UBS CIO Oliver Bussmann explores how a new set of technology stakeholders is changing the dynamics of IT decision-making.
The role of the CIO has changed dramatically in recent years — but so too has the line-up of executives who influence the shape of IT projects, programs and budgets.
According to UBS group CIO Oliver Bussmann, there are now three clear levels of maturity in the IT leader’s role. “Typically as a functional CIO you are driving operational excellence, the shape of your infrastructure and the applications portfolio, your sourcing and partner strategy,” he says, highlighting the availability of various industry benchmarks for measuring that.
The second phase, he observes, is for the CIO to become part of business transformation, to sit at the management table with the rest of the business, mapping out business plans and turning those into IT roadmaps and investments.
But the third maturity level involves an active engagement with innovation — understanding the impact of new digital technologies and business models and sharing that knowledge with internal and external customers. Such innovation can then be injected into new products and business approaches, says Bussmann. “That’s a different strategic role for the CIO and the IT organization, and one that can drive a major impact on revenue, brand awareness and so on.”
CIO or CDO
If that sounds like the description of the role of a chief digital officer then it is intentional. “From my perspective this third role, as a strategic, innovative CIO, certainly encompasses that of a chief digital officer. You need a sound understanding of the existing IT landscape, a deep knowledge of the business’s core processes and also the ability to leverage what you learn outside the organization.” That might involve taking advantage of disruptive technologies — such as mobile, social, cloud or big data — and mapping those onto business opportunities, he says. And no one is in a better position to do that.
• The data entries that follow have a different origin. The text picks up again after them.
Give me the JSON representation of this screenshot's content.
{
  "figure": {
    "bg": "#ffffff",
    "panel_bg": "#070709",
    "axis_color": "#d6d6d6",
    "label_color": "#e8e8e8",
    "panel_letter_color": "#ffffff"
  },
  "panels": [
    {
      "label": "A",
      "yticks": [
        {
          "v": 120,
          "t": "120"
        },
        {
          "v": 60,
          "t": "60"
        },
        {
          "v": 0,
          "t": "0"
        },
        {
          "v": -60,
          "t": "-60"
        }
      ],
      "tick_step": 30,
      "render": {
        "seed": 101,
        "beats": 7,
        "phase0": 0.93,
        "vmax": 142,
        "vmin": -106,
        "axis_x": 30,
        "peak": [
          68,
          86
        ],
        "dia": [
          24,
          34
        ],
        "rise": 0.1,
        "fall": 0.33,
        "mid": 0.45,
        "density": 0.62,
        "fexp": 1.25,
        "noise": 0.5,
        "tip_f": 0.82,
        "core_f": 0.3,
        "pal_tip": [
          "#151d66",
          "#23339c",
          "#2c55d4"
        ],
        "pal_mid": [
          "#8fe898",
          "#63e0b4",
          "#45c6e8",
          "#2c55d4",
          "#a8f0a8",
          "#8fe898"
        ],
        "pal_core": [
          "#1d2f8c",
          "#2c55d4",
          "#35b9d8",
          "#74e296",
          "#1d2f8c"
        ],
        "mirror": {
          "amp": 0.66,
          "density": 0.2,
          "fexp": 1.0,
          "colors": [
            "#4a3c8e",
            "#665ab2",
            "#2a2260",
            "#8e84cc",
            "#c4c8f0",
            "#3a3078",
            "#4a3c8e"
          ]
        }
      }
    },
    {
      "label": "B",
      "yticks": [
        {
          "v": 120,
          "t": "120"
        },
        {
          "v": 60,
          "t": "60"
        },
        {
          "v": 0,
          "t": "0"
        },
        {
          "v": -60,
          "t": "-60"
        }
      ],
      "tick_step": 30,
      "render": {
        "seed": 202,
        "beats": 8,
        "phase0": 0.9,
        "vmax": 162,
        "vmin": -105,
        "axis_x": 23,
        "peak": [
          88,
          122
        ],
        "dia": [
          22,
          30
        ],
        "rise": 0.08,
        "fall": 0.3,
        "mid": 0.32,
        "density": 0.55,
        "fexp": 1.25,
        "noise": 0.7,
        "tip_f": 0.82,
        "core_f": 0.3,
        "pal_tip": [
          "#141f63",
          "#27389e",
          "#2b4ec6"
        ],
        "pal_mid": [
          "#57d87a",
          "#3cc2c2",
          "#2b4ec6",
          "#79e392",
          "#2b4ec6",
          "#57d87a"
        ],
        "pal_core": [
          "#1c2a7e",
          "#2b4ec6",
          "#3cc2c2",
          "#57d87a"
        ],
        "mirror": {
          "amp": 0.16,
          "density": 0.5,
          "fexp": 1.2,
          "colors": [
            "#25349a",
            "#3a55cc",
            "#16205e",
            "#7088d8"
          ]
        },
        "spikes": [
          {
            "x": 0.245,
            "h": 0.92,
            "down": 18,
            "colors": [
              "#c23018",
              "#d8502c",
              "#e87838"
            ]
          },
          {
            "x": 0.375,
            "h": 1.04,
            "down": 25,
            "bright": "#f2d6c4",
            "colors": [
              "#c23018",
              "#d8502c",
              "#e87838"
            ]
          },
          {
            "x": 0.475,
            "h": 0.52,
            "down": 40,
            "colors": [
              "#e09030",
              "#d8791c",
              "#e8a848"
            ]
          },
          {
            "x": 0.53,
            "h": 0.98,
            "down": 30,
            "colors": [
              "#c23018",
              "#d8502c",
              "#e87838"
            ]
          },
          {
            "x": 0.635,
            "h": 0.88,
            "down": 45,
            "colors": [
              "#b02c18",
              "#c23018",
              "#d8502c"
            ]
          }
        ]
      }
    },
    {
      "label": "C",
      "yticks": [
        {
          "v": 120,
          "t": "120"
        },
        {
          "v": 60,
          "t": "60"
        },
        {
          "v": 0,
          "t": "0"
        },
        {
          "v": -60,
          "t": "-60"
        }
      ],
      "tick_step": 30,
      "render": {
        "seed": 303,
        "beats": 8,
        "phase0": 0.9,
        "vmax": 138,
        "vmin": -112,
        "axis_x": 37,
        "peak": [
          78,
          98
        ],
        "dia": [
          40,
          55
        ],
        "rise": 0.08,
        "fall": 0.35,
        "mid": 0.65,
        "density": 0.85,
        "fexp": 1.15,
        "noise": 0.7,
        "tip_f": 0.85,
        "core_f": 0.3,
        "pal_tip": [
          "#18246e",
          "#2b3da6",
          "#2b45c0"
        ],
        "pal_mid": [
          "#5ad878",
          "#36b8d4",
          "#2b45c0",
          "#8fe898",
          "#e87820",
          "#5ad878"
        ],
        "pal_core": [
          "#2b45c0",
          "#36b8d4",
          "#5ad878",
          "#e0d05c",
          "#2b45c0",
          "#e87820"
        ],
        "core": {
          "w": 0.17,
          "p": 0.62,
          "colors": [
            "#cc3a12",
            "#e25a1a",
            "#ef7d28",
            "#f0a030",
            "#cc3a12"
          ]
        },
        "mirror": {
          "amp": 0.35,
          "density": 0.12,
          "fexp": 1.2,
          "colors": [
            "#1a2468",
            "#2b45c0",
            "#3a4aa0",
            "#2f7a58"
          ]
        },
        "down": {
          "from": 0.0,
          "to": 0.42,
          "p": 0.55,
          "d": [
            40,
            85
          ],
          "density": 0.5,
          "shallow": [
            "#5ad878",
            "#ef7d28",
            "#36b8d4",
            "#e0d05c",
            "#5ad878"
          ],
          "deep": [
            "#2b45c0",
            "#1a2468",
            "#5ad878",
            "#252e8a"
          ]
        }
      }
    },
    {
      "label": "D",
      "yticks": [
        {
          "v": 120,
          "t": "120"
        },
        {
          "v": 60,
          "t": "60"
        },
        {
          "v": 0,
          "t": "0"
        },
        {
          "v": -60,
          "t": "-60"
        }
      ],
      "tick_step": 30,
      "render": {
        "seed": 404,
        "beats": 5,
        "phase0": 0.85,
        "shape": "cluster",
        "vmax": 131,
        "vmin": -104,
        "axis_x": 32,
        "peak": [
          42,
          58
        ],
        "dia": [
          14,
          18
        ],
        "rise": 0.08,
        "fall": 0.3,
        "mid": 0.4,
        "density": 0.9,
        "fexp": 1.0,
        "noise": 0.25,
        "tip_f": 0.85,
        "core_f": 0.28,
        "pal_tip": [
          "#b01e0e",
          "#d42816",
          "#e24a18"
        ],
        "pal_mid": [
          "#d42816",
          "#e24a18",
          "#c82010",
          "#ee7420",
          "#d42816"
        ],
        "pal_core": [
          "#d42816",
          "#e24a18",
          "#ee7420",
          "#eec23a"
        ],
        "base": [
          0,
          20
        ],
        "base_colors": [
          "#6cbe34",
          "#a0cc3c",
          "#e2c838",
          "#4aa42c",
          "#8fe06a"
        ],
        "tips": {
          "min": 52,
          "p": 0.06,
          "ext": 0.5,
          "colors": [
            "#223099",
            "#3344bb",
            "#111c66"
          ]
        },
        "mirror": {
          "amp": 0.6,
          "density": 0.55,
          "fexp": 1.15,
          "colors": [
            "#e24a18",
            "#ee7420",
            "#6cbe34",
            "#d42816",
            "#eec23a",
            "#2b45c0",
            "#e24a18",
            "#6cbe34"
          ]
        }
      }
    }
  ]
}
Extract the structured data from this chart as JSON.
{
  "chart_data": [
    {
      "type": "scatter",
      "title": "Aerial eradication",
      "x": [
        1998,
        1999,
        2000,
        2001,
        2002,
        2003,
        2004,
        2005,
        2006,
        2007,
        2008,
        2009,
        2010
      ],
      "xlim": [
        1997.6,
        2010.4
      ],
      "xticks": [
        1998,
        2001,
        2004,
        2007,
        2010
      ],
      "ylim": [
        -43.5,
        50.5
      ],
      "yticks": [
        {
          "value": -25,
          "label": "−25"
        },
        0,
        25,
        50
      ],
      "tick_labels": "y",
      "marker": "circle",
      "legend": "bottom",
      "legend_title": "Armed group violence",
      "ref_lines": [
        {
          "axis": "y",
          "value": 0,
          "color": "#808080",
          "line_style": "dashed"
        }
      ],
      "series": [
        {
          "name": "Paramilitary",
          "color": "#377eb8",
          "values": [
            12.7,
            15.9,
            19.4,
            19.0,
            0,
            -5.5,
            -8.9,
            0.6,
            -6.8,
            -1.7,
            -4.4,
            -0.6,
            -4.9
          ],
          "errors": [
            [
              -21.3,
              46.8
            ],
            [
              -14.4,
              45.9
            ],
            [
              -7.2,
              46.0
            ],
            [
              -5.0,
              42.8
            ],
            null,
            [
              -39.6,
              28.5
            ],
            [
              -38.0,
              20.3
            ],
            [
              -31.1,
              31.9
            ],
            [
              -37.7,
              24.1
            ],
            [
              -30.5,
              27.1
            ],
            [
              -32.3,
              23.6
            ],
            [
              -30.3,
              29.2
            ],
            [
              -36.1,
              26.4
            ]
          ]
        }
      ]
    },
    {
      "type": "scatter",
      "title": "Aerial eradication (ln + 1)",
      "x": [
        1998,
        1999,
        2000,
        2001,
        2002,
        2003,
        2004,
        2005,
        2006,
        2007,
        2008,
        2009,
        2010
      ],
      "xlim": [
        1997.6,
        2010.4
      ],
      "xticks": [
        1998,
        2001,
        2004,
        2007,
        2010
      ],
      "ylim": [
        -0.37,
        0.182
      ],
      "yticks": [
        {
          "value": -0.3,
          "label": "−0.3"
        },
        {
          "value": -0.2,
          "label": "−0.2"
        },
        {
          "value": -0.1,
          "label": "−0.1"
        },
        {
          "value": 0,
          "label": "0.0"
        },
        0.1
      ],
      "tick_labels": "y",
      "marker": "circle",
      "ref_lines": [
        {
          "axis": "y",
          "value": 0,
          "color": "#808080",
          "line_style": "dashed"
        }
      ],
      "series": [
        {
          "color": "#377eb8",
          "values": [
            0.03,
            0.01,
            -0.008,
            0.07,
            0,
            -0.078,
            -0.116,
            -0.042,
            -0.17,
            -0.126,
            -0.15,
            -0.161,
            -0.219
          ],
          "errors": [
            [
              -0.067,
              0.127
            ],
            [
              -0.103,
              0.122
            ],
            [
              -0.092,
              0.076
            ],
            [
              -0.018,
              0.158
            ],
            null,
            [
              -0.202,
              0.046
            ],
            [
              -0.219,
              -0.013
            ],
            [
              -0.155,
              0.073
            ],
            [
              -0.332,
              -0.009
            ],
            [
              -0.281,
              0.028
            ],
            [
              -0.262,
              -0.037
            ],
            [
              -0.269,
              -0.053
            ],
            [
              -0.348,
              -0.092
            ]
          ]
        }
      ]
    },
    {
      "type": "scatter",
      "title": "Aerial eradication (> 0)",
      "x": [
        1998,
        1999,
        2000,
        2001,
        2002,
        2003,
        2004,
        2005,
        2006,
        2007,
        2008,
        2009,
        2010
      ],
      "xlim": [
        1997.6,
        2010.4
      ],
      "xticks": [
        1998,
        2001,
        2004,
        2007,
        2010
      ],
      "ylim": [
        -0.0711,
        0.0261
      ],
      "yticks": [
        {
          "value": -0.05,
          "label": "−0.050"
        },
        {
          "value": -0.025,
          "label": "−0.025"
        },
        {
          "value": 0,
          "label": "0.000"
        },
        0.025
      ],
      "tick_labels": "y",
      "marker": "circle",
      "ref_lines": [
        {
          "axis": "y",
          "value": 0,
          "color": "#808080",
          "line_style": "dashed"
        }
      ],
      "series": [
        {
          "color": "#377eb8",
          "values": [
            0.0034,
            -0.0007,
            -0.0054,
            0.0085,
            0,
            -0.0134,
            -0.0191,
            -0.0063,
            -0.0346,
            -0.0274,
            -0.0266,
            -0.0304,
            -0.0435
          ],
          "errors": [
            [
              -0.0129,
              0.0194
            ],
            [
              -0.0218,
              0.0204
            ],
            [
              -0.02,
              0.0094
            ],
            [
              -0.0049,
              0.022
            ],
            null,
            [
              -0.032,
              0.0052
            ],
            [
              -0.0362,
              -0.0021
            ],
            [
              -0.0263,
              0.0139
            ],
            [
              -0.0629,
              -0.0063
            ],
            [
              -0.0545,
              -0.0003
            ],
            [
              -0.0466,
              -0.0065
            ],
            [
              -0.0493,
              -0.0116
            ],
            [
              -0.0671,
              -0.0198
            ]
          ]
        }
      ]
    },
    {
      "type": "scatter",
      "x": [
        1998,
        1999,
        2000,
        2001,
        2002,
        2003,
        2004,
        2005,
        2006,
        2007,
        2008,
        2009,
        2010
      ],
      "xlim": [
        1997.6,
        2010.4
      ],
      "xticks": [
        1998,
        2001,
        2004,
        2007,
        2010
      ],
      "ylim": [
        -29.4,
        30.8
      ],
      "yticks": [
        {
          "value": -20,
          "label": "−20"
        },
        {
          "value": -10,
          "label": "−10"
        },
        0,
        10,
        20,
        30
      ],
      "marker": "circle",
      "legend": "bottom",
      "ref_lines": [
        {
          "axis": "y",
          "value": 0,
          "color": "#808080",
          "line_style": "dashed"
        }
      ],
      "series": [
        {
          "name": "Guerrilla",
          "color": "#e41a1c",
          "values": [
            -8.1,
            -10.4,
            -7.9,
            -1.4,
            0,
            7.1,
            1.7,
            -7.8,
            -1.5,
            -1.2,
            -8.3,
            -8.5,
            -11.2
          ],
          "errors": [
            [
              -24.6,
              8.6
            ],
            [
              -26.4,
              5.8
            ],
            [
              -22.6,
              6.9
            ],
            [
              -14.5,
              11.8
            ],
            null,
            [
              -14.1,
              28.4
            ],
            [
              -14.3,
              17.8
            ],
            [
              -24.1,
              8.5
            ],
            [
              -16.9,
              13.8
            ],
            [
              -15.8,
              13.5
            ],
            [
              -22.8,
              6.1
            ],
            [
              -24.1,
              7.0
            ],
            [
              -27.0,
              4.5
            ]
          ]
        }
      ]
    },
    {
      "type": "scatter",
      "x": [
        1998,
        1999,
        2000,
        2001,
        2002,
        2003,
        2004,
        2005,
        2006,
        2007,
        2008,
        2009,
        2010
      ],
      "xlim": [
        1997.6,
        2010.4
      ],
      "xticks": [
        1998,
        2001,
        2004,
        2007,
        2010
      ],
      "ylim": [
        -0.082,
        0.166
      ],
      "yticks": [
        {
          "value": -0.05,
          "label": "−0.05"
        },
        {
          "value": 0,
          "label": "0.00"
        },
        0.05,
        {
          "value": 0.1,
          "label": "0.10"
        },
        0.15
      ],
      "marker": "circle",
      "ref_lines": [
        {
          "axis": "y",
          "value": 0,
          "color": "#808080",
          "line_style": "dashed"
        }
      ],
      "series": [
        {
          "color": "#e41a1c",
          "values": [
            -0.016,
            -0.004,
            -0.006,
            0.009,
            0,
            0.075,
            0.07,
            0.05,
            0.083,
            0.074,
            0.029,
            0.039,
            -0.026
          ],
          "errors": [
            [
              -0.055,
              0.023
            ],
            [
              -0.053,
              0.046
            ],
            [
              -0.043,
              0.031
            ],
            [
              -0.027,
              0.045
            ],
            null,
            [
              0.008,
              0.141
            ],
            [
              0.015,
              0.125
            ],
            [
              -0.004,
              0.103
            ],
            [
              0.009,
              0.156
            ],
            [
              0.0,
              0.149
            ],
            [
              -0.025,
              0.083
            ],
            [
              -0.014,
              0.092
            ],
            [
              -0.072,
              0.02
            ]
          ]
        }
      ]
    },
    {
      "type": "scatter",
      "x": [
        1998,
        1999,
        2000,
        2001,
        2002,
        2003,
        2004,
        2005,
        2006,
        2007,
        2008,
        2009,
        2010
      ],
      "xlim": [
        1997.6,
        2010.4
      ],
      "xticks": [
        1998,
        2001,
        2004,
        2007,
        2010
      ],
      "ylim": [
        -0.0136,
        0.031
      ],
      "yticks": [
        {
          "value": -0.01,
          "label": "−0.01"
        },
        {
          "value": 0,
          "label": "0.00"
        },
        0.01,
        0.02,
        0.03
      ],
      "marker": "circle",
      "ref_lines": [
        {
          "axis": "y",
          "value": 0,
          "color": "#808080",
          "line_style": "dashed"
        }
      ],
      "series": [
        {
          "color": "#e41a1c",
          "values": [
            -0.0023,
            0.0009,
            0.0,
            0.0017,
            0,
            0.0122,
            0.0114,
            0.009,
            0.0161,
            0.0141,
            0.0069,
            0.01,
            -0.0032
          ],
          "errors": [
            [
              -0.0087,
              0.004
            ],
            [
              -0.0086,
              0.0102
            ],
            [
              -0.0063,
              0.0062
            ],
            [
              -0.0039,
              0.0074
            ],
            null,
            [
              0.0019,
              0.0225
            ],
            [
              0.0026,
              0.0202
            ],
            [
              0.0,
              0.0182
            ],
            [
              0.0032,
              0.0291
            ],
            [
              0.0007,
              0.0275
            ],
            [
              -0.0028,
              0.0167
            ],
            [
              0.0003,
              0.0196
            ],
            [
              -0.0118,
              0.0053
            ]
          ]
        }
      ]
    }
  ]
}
“The CIO and the IT organization is perfectly placed to have that end-to-end knowledge and then to team up with other players like the chief marketing officer (CMO) and line of business heads to drive through those changes,” says Bussmann.
That engagement with the CMO, or with marketing heads across UBS’s different lines of business, is particularly important, he says, given the influence many marketing leaders now have over IT spending.
“At both UBS and previously as CIO of [business application software company] SAP, I have built a very close relationship with the chief marketing officer. With the growth of digital channels, CIOs and CMOs are teaming up to leverage the new and different ways of approaching, attracting, interacting with and retaining customers.”
And that “totally different game plan” is inevitably impacting the priorities that determine marketing spend and IT spend, he highlights. “There is a new level of [marketing] sophistication out there that requires strong technology support. So that relationship is now critical.”